As a faculty member at SUNO when Katrina hit, she remembers vividly that students and faculty both, sometimes even homeless and with mismatched clothes, "showed the utmost resiliency. In spite of everything that we lost, we wanted to make sure the institution remained viable. During that time with no homes, mix and match clothing, we made sure we wrote grants for the institution, we went through the process of program accreditation, all with the goal of making sure SUNO remained a viable" institution which could continue serving students and the community, she said.
'I am my brother's keeper'
"The people who are going through this natural disaster in Texas, we wholeheartedly understand and feel their pain, and that’s why it’s so imperative that we at SUNO, in conjunction with the Southern University System do our part ... to be sure that we extend the same helping hand that was extended to us in our time of need," she said, adding, "Many of our students who did evacuate, many of them evacuated to Texas, and so now here 12 years later, they are undergoing the same catastrophic devastation that they underwent during Hurricane Katrina."
"It’s unfortunate that many people after Katrina, you know you would get the comments ‘I’m so tired of hearing about Katrina, it’s this many years later and we’re still talking about Katrina,’ but people do not realize the devastating effect of a natural disaster like this. As we speak, you know the pumping situation here is questionable ... there’s still a level of uncertainty with the city of New Orleans. When you’re still talking about 12 years to the date that you’re still rebuilding, that in itself should state to the world that these natural disasters cannot be something that can just be eliminated to the world. There is no time period that can be placed on the loss of lives ... and these devastating natural disasters have caused that."

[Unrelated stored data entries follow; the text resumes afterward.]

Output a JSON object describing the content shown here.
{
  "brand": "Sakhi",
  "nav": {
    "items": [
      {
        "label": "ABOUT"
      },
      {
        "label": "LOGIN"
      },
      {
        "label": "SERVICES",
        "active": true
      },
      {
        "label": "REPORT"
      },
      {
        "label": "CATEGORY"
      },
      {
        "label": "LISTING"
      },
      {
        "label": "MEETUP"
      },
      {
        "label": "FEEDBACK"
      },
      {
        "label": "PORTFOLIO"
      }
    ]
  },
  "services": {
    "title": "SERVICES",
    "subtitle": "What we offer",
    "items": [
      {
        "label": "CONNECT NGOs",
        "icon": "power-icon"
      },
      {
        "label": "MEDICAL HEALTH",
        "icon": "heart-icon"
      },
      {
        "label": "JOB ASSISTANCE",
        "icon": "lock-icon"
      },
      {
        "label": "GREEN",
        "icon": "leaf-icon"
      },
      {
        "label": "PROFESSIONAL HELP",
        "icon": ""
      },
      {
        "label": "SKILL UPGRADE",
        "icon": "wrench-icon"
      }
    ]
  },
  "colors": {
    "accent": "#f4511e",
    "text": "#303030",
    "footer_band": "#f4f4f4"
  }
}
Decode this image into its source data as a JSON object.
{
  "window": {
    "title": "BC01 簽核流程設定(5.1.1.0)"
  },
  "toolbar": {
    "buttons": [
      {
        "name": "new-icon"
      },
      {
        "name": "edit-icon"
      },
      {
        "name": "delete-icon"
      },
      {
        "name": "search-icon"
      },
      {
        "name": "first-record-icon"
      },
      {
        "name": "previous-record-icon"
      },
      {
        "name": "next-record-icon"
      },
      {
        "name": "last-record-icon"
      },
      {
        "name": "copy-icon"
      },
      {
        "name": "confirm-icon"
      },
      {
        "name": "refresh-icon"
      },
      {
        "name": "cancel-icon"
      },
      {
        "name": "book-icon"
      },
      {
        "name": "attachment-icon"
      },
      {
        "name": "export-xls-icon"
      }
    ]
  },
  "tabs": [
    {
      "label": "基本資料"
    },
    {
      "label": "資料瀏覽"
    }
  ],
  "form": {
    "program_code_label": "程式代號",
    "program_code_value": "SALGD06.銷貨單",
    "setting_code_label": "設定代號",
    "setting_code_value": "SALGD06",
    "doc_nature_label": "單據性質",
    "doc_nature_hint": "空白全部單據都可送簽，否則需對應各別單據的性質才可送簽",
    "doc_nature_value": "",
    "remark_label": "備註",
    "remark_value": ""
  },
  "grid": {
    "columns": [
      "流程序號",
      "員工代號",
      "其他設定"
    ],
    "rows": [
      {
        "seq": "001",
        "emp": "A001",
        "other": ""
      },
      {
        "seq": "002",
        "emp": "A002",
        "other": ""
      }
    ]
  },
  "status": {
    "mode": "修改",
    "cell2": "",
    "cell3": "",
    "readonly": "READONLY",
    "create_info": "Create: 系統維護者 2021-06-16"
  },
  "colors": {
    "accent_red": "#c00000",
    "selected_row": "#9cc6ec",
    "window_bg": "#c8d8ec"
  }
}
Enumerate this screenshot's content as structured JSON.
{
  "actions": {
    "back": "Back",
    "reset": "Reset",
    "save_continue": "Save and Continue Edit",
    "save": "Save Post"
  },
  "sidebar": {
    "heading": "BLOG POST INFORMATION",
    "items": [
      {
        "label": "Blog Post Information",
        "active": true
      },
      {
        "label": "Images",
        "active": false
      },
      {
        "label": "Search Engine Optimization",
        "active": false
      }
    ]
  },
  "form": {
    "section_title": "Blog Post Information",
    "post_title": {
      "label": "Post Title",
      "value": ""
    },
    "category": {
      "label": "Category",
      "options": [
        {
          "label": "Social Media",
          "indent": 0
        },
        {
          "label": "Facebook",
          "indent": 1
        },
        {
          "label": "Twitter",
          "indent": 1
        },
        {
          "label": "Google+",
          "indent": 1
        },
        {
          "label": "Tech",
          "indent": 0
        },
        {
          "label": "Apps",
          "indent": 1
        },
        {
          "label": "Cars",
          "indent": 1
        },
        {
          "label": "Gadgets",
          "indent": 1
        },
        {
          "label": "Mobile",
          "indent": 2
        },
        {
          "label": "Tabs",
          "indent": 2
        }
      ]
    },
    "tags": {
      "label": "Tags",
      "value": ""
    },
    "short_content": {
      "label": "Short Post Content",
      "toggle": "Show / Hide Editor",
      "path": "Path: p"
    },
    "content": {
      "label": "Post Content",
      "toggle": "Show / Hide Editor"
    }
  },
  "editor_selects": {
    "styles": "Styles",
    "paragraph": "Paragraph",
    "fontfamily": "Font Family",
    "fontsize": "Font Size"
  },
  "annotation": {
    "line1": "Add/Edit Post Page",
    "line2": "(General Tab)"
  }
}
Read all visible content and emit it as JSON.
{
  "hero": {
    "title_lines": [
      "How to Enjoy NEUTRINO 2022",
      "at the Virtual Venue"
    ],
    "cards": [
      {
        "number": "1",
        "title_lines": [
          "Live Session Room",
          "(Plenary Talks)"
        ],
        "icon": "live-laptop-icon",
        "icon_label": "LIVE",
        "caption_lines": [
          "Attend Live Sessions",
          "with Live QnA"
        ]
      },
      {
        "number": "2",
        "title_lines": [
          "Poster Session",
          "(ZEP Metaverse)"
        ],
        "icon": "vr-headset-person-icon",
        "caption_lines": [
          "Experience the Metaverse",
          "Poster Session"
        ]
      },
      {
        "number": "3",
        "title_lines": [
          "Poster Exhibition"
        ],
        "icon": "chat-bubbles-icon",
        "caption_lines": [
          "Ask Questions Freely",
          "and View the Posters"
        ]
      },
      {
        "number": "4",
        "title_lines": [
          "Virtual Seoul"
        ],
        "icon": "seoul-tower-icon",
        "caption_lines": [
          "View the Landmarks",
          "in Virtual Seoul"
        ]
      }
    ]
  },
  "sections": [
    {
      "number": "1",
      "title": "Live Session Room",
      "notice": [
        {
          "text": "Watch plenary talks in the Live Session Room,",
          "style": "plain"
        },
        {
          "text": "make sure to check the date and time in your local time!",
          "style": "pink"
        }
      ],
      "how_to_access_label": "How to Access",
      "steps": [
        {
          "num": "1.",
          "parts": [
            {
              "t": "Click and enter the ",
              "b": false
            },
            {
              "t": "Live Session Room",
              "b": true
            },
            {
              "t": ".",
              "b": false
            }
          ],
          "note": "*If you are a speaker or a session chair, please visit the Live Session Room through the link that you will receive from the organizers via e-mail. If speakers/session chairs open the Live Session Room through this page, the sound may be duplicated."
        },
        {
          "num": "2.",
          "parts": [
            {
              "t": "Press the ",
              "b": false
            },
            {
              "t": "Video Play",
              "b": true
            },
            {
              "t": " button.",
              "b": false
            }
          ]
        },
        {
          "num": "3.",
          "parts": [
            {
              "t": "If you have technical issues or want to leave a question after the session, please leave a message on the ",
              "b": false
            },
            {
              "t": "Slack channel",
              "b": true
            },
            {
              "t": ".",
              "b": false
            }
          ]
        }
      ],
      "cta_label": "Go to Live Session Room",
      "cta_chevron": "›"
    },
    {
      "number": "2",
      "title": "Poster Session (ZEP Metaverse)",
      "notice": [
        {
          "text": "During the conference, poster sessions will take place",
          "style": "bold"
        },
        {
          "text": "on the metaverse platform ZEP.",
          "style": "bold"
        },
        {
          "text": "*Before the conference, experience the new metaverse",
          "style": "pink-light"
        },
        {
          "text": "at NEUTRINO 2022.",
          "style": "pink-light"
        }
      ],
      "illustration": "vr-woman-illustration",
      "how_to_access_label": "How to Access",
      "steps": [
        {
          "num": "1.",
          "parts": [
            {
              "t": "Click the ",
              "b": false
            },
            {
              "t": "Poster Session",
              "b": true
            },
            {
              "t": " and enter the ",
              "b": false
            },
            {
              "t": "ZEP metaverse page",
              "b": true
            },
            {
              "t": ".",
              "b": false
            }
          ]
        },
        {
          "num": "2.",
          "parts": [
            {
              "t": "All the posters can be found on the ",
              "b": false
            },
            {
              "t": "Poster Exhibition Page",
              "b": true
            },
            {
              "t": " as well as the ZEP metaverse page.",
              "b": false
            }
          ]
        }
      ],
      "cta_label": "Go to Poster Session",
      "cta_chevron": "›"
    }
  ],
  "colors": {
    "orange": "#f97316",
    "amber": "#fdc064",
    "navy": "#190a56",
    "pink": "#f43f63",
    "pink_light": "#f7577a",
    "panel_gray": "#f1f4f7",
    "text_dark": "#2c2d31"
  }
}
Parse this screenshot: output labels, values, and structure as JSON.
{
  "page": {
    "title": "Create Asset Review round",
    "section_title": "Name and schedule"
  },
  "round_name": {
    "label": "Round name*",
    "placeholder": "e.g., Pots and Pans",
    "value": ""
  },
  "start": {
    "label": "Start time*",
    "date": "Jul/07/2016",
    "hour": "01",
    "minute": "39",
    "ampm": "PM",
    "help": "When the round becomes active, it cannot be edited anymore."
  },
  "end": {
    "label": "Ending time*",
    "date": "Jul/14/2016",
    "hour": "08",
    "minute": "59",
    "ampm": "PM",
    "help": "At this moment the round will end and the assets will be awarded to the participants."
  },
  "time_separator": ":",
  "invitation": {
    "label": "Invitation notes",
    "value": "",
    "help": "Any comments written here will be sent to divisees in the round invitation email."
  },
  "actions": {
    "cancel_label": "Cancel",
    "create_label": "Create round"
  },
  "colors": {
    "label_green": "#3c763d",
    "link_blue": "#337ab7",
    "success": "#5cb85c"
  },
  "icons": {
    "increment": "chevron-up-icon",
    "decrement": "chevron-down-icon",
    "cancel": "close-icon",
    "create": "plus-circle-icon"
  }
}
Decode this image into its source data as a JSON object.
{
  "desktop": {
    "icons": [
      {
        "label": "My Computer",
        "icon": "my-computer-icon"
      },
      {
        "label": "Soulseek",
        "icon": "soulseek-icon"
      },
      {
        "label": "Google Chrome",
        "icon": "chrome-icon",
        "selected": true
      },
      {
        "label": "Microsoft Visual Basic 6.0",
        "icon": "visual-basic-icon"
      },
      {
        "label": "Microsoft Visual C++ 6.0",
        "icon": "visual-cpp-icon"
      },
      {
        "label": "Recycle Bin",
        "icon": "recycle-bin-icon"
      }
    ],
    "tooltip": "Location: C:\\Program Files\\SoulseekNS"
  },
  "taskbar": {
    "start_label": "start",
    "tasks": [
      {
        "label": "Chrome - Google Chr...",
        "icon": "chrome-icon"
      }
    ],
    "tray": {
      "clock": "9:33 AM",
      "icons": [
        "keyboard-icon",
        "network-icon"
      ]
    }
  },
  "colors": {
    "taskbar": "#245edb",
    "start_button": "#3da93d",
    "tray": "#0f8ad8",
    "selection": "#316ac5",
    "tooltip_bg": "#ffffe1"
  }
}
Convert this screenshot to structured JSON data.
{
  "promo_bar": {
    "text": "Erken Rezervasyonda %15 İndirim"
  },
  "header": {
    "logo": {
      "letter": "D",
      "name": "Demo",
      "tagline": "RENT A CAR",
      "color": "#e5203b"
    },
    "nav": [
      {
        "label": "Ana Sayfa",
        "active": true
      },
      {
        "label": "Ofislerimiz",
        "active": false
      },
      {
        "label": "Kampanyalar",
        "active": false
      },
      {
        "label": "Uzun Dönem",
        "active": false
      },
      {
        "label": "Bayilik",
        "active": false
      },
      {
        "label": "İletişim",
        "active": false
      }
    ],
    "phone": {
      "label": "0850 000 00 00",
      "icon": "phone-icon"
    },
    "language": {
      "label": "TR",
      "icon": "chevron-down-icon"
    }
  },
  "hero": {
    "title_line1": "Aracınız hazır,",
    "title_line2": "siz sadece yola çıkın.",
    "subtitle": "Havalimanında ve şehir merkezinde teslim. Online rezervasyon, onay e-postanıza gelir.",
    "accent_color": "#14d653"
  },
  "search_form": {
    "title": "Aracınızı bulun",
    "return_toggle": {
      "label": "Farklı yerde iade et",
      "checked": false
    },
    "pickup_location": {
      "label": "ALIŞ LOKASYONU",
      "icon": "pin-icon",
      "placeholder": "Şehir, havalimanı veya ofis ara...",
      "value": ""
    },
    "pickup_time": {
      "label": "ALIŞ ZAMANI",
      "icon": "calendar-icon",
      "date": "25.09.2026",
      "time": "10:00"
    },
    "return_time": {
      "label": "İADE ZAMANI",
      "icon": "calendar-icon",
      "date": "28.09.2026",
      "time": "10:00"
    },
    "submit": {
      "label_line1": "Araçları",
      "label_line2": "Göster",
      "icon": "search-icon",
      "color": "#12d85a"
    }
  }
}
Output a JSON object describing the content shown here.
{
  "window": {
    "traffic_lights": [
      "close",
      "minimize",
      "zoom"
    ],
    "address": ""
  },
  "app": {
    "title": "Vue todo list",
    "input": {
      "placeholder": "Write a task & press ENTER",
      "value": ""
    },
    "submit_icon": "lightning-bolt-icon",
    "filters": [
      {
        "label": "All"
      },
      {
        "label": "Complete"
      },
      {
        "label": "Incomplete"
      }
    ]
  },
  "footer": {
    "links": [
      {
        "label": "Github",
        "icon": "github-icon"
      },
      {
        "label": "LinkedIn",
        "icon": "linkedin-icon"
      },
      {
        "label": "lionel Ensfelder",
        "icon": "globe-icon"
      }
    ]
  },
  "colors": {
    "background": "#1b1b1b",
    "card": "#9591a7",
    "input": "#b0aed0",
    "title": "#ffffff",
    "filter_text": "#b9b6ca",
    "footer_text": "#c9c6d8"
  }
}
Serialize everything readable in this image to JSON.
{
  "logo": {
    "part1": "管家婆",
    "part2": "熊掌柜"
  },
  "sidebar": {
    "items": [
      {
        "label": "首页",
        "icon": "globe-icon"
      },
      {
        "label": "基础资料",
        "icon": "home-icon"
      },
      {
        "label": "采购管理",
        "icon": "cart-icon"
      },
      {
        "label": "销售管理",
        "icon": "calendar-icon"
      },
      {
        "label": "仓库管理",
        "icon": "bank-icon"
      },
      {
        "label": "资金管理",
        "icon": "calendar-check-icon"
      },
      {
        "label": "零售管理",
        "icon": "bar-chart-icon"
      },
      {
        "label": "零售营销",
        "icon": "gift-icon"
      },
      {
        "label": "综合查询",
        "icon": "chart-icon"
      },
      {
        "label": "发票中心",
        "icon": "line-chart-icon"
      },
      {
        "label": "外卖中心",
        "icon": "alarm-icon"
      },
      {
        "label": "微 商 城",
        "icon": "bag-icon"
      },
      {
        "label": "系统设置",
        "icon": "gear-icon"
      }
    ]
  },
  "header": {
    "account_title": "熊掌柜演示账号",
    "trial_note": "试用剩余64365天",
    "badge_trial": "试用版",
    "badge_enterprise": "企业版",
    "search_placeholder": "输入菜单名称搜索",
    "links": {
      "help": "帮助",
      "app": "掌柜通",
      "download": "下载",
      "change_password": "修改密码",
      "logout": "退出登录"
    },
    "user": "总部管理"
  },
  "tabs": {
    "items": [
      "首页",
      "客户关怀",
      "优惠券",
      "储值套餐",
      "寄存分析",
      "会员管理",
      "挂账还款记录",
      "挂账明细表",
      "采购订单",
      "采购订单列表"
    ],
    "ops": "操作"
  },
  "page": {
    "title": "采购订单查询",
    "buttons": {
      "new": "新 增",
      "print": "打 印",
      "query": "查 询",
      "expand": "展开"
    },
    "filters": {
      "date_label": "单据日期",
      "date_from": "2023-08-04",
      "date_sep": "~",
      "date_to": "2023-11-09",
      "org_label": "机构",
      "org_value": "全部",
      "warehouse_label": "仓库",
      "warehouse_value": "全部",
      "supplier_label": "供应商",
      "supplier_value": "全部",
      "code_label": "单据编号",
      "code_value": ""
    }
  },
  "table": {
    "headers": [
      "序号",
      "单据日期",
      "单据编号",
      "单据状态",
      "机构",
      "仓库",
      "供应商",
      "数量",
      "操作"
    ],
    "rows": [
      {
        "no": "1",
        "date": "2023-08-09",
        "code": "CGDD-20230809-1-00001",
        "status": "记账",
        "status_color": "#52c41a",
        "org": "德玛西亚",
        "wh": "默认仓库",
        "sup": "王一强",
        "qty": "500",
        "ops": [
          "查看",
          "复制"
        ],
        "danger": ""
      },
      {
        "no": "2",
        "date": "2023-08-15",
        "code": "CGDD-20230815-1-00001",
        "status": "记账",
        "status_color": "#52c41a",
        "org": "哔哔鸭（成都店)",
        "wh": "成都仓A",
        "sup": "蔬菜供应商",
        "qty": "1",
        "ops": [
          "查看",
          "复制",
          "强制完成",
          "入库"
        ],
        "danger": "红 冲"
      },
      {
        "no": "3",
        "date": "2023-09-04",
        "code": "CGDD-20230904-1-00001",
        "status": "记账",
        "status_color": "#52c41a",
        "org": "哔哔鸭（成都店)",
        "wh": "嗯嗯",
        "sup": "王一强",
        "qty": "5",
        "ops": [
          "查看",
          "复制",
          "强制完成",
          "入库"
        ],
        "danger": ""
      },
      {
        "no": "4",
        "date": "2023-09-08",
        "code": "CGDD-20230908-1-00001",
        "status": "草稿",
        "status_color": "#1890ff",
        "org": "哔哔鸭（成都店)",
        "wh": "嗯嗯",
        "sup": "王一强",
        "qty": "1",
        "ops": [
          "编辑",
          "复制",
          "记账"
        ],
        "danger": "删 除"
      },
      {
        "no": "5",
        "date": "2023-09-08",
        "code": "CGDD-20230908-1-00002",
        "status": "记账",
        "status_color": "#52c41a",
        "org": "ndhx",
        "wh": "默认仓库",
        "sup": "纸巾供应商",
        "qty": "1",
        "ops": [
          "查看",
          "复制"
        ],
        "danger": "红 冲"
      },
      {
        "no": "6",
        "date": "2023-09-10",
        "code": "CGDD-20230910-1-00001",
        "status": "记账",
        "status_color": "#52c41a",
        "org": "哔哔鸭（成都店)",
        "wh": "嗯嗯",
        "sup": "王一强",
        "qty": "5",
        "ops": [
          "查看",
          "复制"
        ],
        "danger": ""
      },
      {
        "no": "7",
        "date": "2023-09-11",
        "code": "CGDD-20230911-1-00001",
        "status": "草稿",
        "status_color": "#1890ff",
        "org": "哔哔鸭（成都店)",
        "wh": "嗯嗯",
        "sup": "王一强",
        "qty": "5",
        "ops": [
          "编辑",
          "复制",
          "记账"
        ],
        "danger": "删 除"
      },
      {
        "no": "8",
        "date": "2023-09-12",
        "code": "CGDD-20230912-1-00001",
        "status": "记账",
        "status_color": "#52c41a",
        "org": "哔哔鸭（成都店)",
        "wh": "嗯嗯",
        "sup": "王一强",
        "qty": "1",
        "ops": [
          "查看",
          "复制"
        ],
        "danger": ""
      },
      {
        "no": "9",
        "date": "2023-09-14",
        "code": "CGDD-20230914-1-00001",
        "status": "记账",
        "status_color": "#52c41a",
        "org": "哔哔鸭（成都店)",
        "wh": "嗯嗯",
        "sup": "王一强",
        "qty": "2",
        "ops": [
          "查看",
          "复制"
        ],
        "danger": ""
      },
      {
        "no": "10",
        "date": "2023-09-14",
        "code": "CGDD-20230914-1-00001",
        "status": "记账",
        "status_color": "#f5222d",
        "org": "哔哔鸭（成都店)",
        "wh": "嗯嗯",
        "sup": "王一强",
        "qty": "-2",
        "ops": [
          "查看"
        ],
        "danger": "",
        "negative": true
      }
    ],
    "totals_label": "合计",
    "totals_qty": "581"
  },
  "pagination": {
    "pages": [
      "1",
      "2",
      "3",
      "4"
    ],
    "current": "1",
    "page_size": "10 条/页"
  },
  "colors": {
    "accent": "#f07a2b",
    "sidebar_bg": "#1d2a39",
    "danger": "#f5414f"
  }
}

Mims-Devezin said leaders of institutions in neighboring cities should lend support to the campus, both in terms of capacity-building, like with assisting with grant-writing and other administrative support while key staff members may remain out, and opening their doors to house students and faculty members who may have been displaced by the storm.
"We, right now, are doing an assessment, and we know that there may be students who will need, perhaps a place to stay and want to continue their education, and just as those institutions extended that open door policy to our students, we are extending the same to their students," she said.
"We stand united with our institutions. When we were in need, many of those institutions opened their doors to" New Orleans, and to "help them to understand the appreciation for what they have done, but more so the solidarity that we feel," Mims-Devezin said her campus stands ready to lend a hand.